PokerStars Alters Satellite System to Further Chagrin of Frustrated Pro Players

PokerStars’ drive to attract more recreational players could be set to squeeze pros once again as the Toronto-based site plans to limit the number of satellite packages someone can win.

PokerStars satellite limit

PokerStars regulars continue to feel the squeeze from the online site’s push for more recreational players, most recently with a restriction on winning multiple seats to live events. (Image: PokerStars.uk)

According to a recent blog post, PokerStars players will no longer be able to win multiple satellite packages for a single event.

Starting with qualifiers for the PokerStars Festival Dublin, which gets underway on Sept. 25, players will only be able to win one full travel package, and one seat.

The change means that those who previously used satellites to make extra money can no longer take advantage of what many seasoned players believed were softer tournaments.

Under the old system, a player could play a qualifying tournament and win a prize package worth, for example, $12,500 and lock up their seat at a live tournament. They then could continue to win additional satellites and sell those for an equivalent, or sometimes discounted, cash value.

But no longer.

Controversial Strategic Shift

Detailing the new policy on PokerStars’ blog, Poker Operations Manager Mike Jones recognized that some players may have an issue with the changes, but he insisted the move was necessary.

As part of Stars’ push to create a better experience for recreational players, Jones says the new system should provide more opportunities to qualify for a live event, which would be better long-term for the PokerStars player economy.

“We will continue to seek to keep our games fun, exciting, and engaging for all,” wrote Jones.

The move comes at a time when PokerStars has seen a dip in poker revenue. Outlined in the company’s H1 report for 2017, poker raked in 5.9 percent less in the first half of 2017 than it did the previous year.

Meanwhile, non-poker profits (from sports betting and casino games) increased by 50.2 percent to $89.6 million, results that seem reflective of a new focus for PokerStars’ attentions.

(Pro) Player Backlash

Many pros have become increasingly critical over the past couple years for what they see as a their formerly beloved site’s efforts to squeeze their profits. In 2016, PokerStars instituted a series of changes to the way players earn VIP rewards before eventually, in 2017, overhauling the entire loyalty bonus system.
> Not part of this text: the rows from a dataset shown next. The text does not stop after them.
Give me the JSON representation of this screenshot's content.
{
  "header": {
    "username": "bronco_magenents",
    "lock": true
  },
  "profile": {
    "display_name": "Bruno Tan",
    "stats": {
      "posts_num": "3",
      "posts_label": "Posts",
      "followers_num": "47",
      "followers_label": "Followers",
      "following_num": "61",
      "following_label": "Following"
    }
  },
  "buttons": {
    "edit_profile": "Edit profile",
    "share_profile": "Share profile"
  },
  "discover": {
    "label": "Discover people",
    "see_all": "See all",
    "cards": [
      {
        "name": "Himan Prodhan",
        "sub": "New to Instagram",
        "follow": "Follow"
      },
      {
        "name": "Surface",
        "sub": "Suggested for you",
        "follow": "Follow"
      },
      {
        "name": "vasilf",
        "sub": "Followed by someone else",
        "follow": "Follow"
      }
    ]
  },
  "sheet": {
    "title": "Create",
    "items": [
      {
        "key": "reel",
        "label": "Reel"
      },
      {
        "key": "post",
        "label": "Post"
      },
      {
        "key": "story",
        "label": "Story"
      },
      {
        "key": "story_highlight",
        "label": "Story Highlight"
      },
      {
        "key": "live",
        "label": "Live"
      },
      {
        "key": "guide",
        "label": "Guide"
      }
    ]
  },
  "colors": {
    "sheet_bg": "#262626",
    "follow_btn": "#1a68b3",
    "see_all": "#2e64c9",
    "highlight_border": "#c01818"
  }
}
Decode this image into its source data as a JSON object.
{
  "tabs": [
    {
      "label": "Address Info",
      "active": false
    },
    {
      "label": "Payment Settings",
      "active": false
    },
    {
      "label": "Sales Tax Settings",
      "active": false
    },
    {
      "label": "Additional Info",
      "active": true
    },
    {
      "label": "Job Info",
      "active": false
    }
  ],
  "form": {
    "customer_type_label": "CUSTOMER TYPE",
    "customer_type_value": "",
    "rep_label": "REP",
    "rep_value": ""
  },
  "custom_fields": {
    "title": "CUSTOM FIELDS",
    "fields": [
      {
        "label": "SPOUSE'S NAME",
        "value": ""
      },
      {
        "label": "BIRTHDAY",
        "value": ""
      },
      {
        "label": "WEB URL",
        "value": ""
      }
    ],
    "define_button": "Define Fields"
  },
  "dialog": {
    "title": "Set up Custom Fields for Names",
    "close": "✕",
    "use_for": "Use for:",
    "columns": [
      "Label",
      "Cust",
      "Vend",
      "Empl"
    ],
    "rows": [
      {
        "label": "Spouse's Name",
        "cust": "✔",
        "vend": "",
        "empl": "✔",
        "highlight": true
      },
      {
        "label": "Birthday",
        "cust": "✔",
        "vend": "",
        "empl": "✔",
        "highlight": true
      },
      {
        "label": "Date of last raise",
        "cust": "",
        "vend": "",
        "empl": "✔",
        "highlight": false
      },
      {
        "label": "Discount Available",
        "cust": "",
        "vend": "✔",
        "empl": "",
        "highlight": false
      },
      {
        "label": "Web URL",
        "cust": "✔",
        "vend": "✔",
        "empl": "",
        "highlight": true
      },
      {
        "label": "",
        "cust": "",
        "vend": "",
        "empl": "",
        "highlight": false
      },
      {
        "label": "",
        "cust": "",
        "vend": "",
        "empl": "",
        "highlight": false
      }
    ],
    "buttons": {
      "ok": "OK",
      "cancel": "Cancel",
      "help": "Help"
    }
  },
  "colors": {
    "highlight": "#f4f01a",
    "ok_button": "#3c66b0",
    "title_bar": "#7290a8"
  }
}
Now known as Stars Rewards, the new VIP program allows players to earn points not just for poker but also for casino and sports betting activities. This shift, plus a general reduction in the monetary value of rewards players earned for site activity, hasn’t been received well by some high-volume pros.

For its part, PokerStars’ team acknowledges that some changes may frustrate old-school players. But, after analyzing the market, the company believes that sacrificing a bit at the top in order to create a more balanced ecosystem is the way to improve the industry, and its profits, as a whole.